These comprise: Araza Este, Changue, Iguana, Perico, Espejo, Pañayacu Norte, Charapa and Sahino. The blocks offered are all onshore, conventional opportunities, most with prospective sandstone reservoirs (one with a carbonate reservoir). All are low-risk exploratory blocks and are located close to established fields.

Ecuador is an under-explored country with high oil potential. Existing infrastructure and well-developed oil services industry presents an attractive opportunity to take hydrocarbons to market. The Ministry is offering a Participation Contract, that is equitable and competitive and allows companies to share production and book reserves.

The Intracampos round is an exciting new opportunity to increase investment in the country, as Ecuador offers opportunities for short medium and long-term investment, with future rounds planned.

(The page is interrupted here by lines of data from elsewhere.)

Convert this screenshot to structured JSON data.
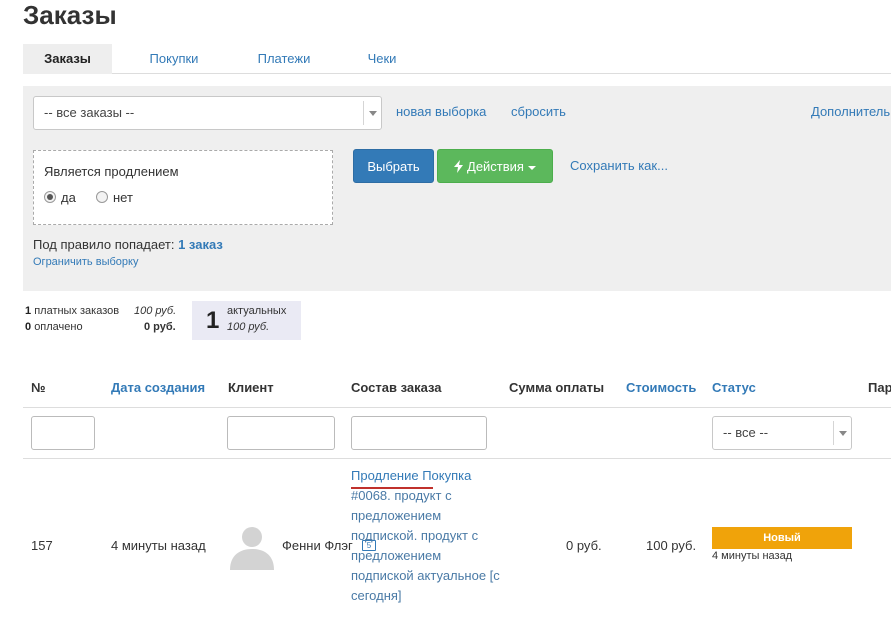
{
  "page_title": "Заказы",
  "tabs": [
    {
      "label": "Заказы",
      "active": true
    },
    {
      "label": "Покупки",
      "active": false
    },
    {
      "label": "Платежи",
      "active": false
    },
    {
      "label": "Чеки",
      "active": false
    }
  ],
  "filters": {
    "selection_select": {
      "value": "-- все заказы --"
    },
    "new_selection": "новая выборка",
    "reset": "сбросить",
    "additional": "Дополнительн",
    "condition": {
      "title": "Является продлением",
      "options": [
        {
          "label": "да",
          "checked": true
        },
        {
          "label": "нет",
          "checked": false
        }
      ]
    },
    "select_button": "Выбрать",
    "actions_button": "Действия",
    "save_as": "Сохранить как...",
    "rule_match_label": "Под правило попадает:",
    "rule_match_value": "1 заказ",
    "limit_selection": "Ограничить выборку"
  },
  "stats": {
    "paid_orders_count": "1",
    "paid_orders_label": "платных заказов",
    "paid_orders_sum": "100 руб.",
    "paid_count": "0",
    "paid_label": "оплачено",
    "paid_sum": "0 руб.",
    "actual_count": "1",
    "actual_label": "актуальных",
    "actual_sum": "100 руб."
  },
  "table": {
    "columns": [
      "№",
      "Дата создания",
      "Клиент",
      "Состав заказа",
      "Сумма оплаты",
      "Стоимость",
      "Статус",
      "Пар"
    ],
    "status_filter": "-- все --",
    "rows": [
      {
        "id": "157",
        "created": "4 минуты назад",
        "client": "Фенни Флэг",
        "composition_first": "Продление Покупка",
        "composition_rest": "#0068. продукт с предложением подпиской. продукт с предложением подпиской актуальное [с сегодня]",
        "paid_sum": "0 руб.",
        "cost": "100 руб.",
        "status": "Новый",
        "status_time": "4 минуты назад"
      }
    ]
  },
  "colors": {
    "primary": "#337ab7",
    "success": "#5cb85c",
    "status_new": "#f0a30a",
    "panel_bg": "#efefef"
  },
  "icons": [
    "user-avatar-icon",
    "lightning-icon",
    "chevron-down-icon",
    "client-card-icon"
  ]
}
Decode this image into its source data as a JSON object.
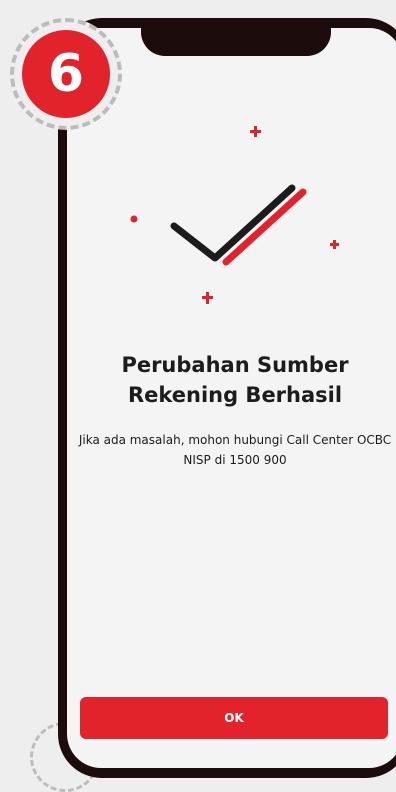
{
  "step_badge": {
    "number": "6"
  },
  "success": {
    "title": "Perubahan Sumber Rekening Berhasil",
    "message": "Jika ada masalah, mohon hubungi Call Center OCBC NISP di 1500 900"
  },
  "actions": {
    "ok_label": "OK"
  },
  "colors": {
    "accent": "#e2232b",
    "dark": "#1c0c0c",
    "screen_bg": "#f4f4f4",
    "page_bg": "#eeeeee"
  },
  "icons": {
    "success": "double-checkmark-icon",
    "sparkles": "plus-sparkle-icon"
  }
}
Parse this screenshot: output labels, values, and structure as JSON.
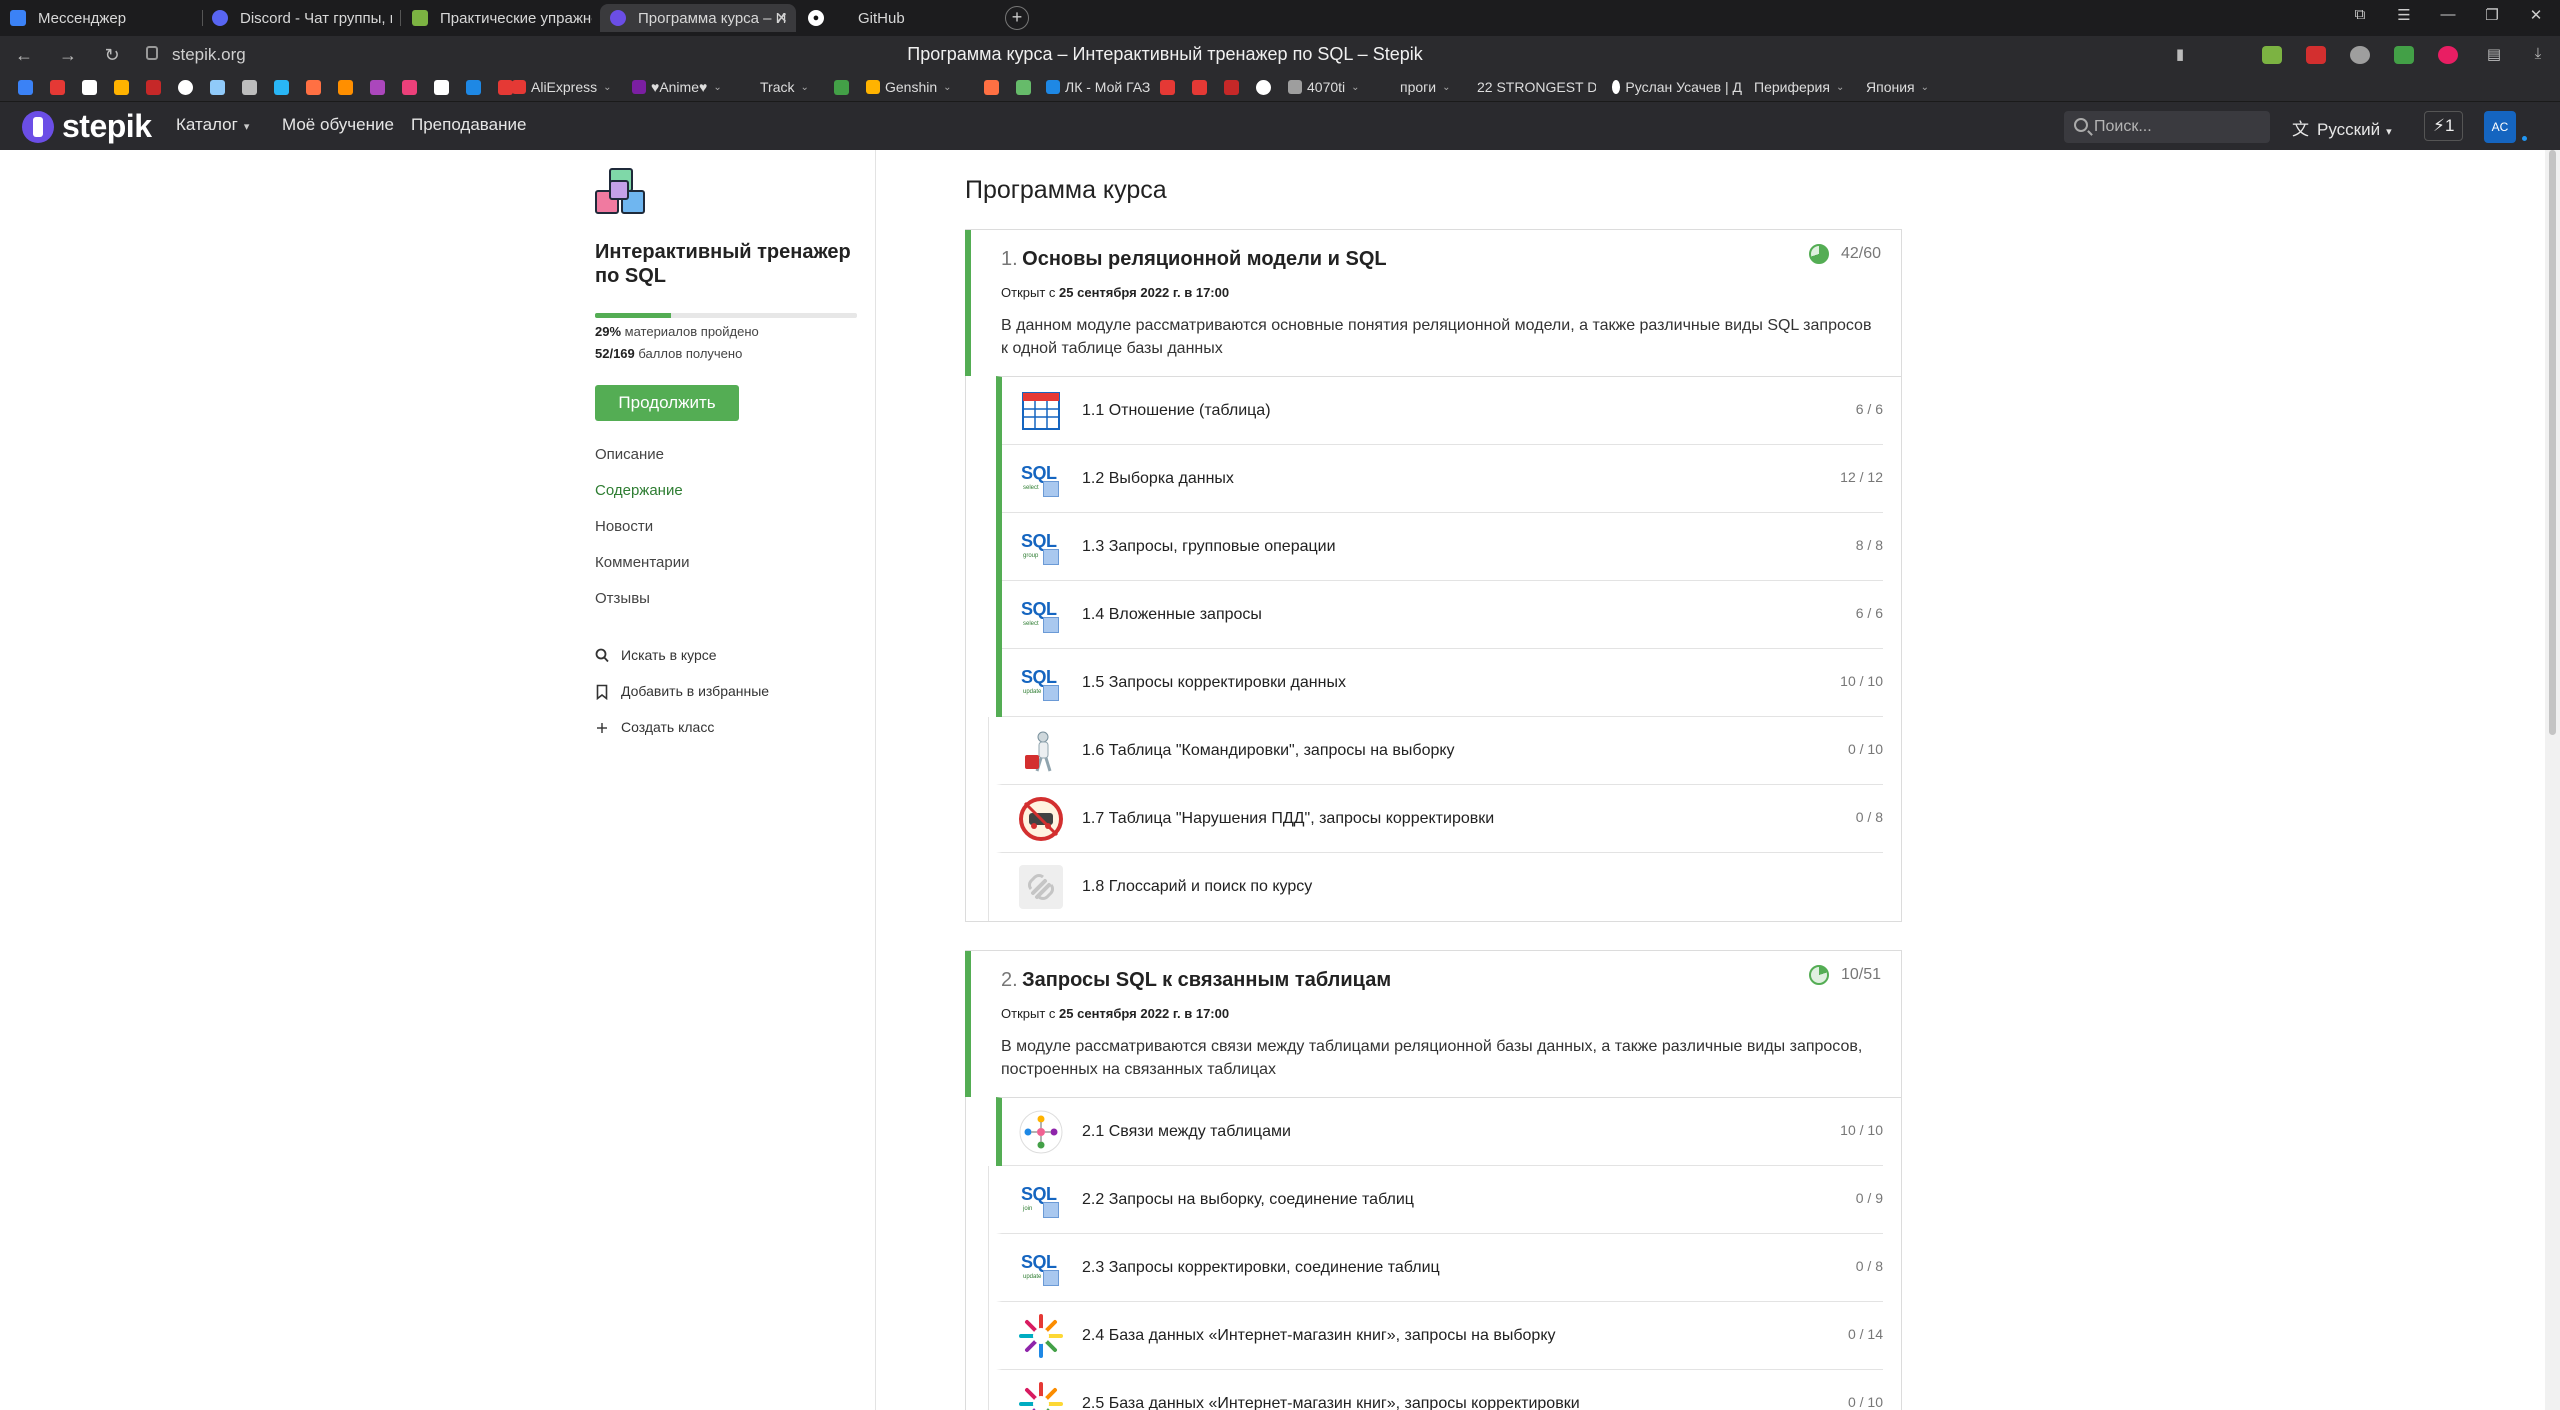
{
  "browser": {
    "tabs": [
      {
        "label": "Мессенджер",
        "icon": "messenger-icon",
        "color": "#3b82f6"
      },
      {
        "label": "Discord - Чат группы, где",
        "icon": "discord-icon",
        "color": "#5865f2"
      },
      {
        "label": "Практические упражнен",
        "icon": "sheet-icon",
        "color": "#7cb342"
      },
      {
        "label": "Программа курса – И",
        "icon": "stepik-icon",
        "color": "#6b4ee6",
        "active": true
      },
      {
        "label": "GitHub",
        "icon": "github-icon",
        "color": "#ffffff"
      }
    ],
    "url": "stepik.org",
    "page_title": "Программа курса – Интерактивный тренажер по SQL – Stepik",
    "bookmarks": [
      {
        "label": "AliExpress",
        "dropdown": true,
        "color": "#e53935"
      },
      {
        "label": "♥Anime♥",
        "dropdown": true,
        "color": "#7b1fa2"
      },
      {
        "label": "Track",
        "dropdown": true,
        "color": ""
      },
      {
        "label": "Genshin",
        "dropdown": true,
        "color": "#ffb300"
      },
      {
        "label": "ЛК - Мой ГАЗ",
        "dropdown": false,
        "color": "#1e88e5"
      },
      {
        "label": "4070ti",
        "dropdown": true,
        "color": "#9e9e9e"
      },
      {
        "label": "проги",
        "dropdown": true,
        "color": ""
      },
      {
        "label": "22 STRONGEST D",
        "dropdown": false,
        "color": "#e53935"
      },
      {
        "label": "Руслан Усачев | Д",
        "dropdown": false,
        "color": "#ffffff"
      },
      {
        "label": "Периферия",
        "dropdown": true,
        "color": ""
      },
      {
        "label": "Япония",
        "dropdown": true,
        "color": ""
      }
    ]
  },
  "header": {
    "logo": "stepik",
    "nav": [
      {
        "label": "Каталог",
        "dropdown": true
      },
      {
        "label": "Моё обучение",
        "dropdown": false
      },
      {
        "label": "Преподавание",
        "dropdown": false
      }
    ],
    "search_placeholder": "Поиск...",
    "language": "Русский",
    "notifications": "1",
    "avatar": "AC"
  },
  "sidebar": {
    "course_title": "Интерактивный тренажер по SQL",
    "progress_percent": 29,
    "progress_text_pct": "29%",
    "progress_text_rest": "материалов пройдено",
    "points_value": "52/169",
    "points_rest": "баллов получено",
    "continue_label": "Продолжить",
    "nav": [
      "Описание",
      "Содержание",
      "Новости",
      "Комментарии",
      "Отзывы"
    ],
    "active_nav": "Содержание",
    "actions": [
      "Искать в курсе",
      "Добавить в избранные",
      "Создать класс"
    ]
  },
  "main": {
    "page_title": "Программа курса",
    "modules": [
      {
        "num": "1.",
        "title": "Основы реляционной модели и SQL",
        "score": "42/60",
        "progress": 0.7,
        "open_prefix": "Открыт с",
        "open_date": "25 сентября 2022 г. в 17:00",
        "description": "В данном модуле рассматриваются основные понятия реляционной модели, а также различные виды SQL запросов к одной таблице базы данных",
        "lessons": [
          {
            "title": "1.1 Отношение (таблица)",
            "score": "6 / 6",
            "done": true,
            "icon": "table"
          },
          {
            "title": "1.2 Выборка данных",
            "score": "12 / 12",
            "done": true,
            "icon": "sql"
          },
          {
            "title": "1.3 Запросы, групповые операции",
            "score": "8 / 8",
            "done": true,
            "icon": "sql"
          },
          {
            "title": "1.4 Вложенные запросы",
            "score": "6 / 6",
            "done": true,
            "icon": "sql"
          },
          {
            "title": "1.5 Запросы корректировки данных",
            "score": "10 / 10",
            "done": true,
            "icon": "sql"
          },
          {
            "title": "1.6 Таблица \"Командировки\", запросы на выборку",
            "score": "0 / 10",
            "done": false,
            "icon": "traveler"
          },
          {
            "title": "1.7 Таблица \"Нарушения ПДД\", запросы корректировки",
            "score": "0 / 8",
            "done": false,
            "icon": "traffic"
          },
          {
            "title": "1.8 Глоссарий и поиск по курсу",
            "score": "",
            "done": false,
            "icon": "glossary"
          }
        ]
      },
      {
        "num": "2.",
        "title": "Запросы SQL к связанным таблицам",
        "score": "10/51",
        "progress": 0.2,
        "open_prefix": "Открыт с",
        "open_date": "25 сентября 2022 г. в 17:00",
        "description": "В модуле рассматриваются связи между таблицами реляционной базы данных, а также различные виды запросов, построенных на связанных таблицах",
        "lessons": [
          {
            "title": "2.1 Связи между таблицами",
            "score": "10 / 10",
            "done": true,
            "icon": "network"
          },
          {
            "title": "2.2 Запросы на выборку, соединение таблиц",
            "score": "0 / 9",
            "done": false,
            "icon": "sql"
          },
          {
            "title": "2.3 Запросы корректировки, соединение таблиц",
            "score": "0 / 8",
            "done": false,
            "icon": "sql"
          },
          {
            "title": "2.4 База данных «Интернет-магазин книг», запросы на выборку",
            "score": "0 / 14",
            "done": false,
            "icon": "book"
          },
          {
            "title": "2.5 База данных «Интернет-магазин книг», запросы корректировки",
            "score": "0 / 10",
            "done": false,
            "icon": "book"
          }
        ]
      }
    ]
  },
  "colors": {
    "accent_green": "#54ad54",
    "header_bg": "#2a2a2e",
    "chrome_bg": "#1c1c1e",
    "logo_purple": "#6b4ee6"
  }
}
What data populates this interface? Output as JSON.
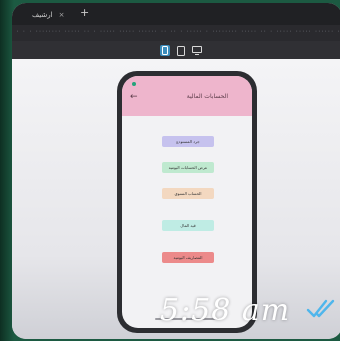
{
  "browser": {
    "tab_title": "ارشيف",
    "tab_close": "×",
    "new_tab": "+",
    "url_text": "· · · ········ ····· ·· · ····· ····· ······ ·· ·· · ····· · ········ ····· ·· · ····· ····· ······ ·· ·· · ····· · ········ ····· ·· · ····· ····· ······ ·· ·· · ·····"
  },
  "devices": {
    "phone": "phone-icon",
    "tablet": "tablet-icon",
    "desktop": "desktop-icon",
    "active_color": "#3c8dbc"
  },
  "app": {
    "back_icon": "back-arrow-icon",
    "back_glyph": "←",
    "title": "الحسابات المالية",
    "appbar_color": "#eeb5cc",
    "buttons": [
      {
        "label": "جرد المستودع",
        "color": "#c6c2ee"
      },
      {
        "label": "عرض الحسابات اليومية",
        "color": "#bfe9cf"
      },
      {
        "label": "الحساب السنوي",
        "color": "#f3d8c0"
      },
      {
        "label": "قيد المال",
        "color": "#bfece4"
      },
      {
        "label": "المصاريف اليومية",
        "color": "#ec8a8a"
      }
    ]
  },
  "overlay": {
    "time": "5:58 am",
    "read_icon": "double-check-icon",
    "read_color": "#4fb6ec"
  }
}
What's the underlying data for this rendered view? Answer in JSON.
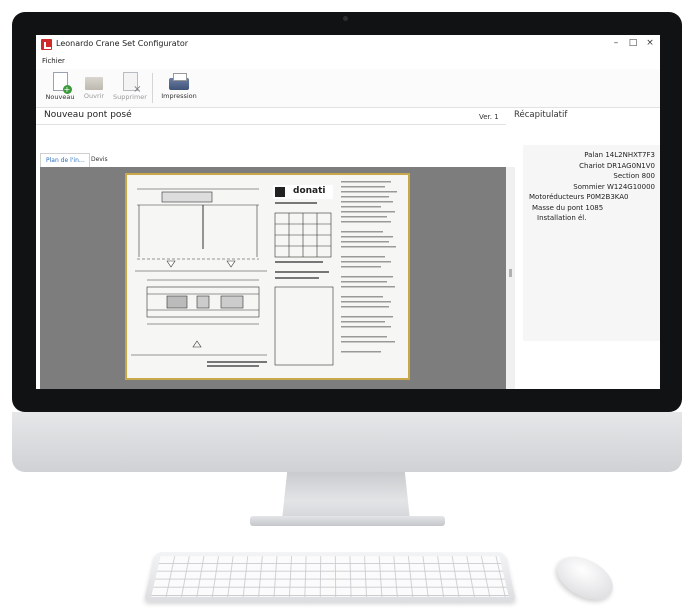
{
  "window": {
    "title": "Leonardo Crane Set Configurator",
    "minimize": "–",
    "maximize": "□",
    "close": "×"
  },
  "menu": {
    "file": "Fichier"
  },
  "toolbar": {
    "new": {
      "label": "Nouveau",
      "icon": "new-document-icon",
      "enabled": true
    },
    "open": {
      "label": "Ouvrir",
      "icon": "folder-open-icon",
      "enabled": false
    },
    "delete": {
      "label": "Supprimer",
      "icon": "delete-document-icon",
      "enabled": false
    },
    "print": {
      "label": "Impression",
      "icon": "printer-icon",
      "enabled": true
    }
  },
  "document": {
    "title": "Nouveau pont posé",
    "version": "Ver. 1"
  },
  "tabs": [
    {
      "label": "Plan de l'in…",
      "active": true
    },
    {
      "label": "Devis",
      "active": false
    }
  ],
  "drawing": {
    "brand": "donati"
  },
  "recap": {
    "title": "Récapitulatif",
    "items": [
      "Palan 14L2NHXT7F3",
      "Chariot DR1AG0N1V0",
      "Section 800",
      "Sommier W124G10000",
      "Motoréducteurs P0M2B3KA0",
      "Masse du pont 1085",
      "Installation él."
    ]
  },
  "colors": {
    "accent": "#2a6fc0",
    "brand_red": "#d12a2a",
    "frame_gold": "#c9a84a",
    "viewer_bg": "#7d7d7d"
  }
}
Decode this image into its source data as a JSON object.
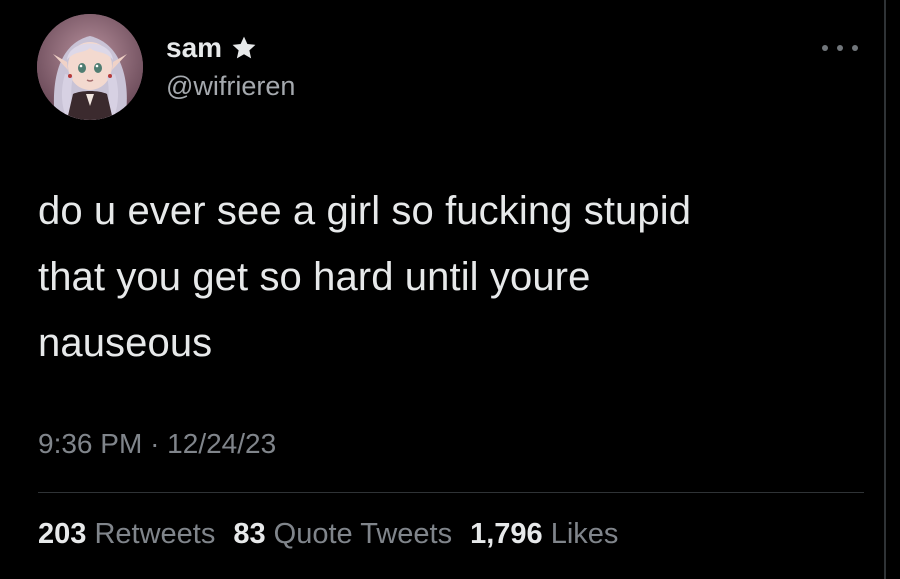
{
  "user": {
    "display_name": "sam",
    "handle": "@wifrieren",
    "badge_icon": "star-icon",
    "avatar_icon": "anime-girl-avatar"
  },
  "tweet": {
    "text": "do u ever see a girl so fucking stupid\nthat you get so hard until youre\nnauseous",
    "time": "9:36 PM",
    "separator": "·",
    "date": "12/24/23"
  },
  "stats": {
    "retweets_count": "203",
    "retweets_label": "Retweets",
    "quotes_count": "83",
    "quotes_label": "Quote Tweets",
    "likes_count": "1,796",
    "likes_label": "Likes"
  },
  "colors": {
    "background": "#000000",
    "primary_text": "#e7e9ea",
    "secondary_text": "#80858b",
    "divider": "#2f3336"
  }
}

The licensing round will be launched in Quito at the JW Marriott to invited parties only, on Sept. 11, and the latest date for submission of proposals will be January 2019.

Presentations and data rooms will also take place in Houston on Sept. 25-27, at the St Regis Hotel, Houston.

Data available for viewing includes 3D and 2D seismic, correlation wells (LAS, ASCII or Images) and production data from analog fields.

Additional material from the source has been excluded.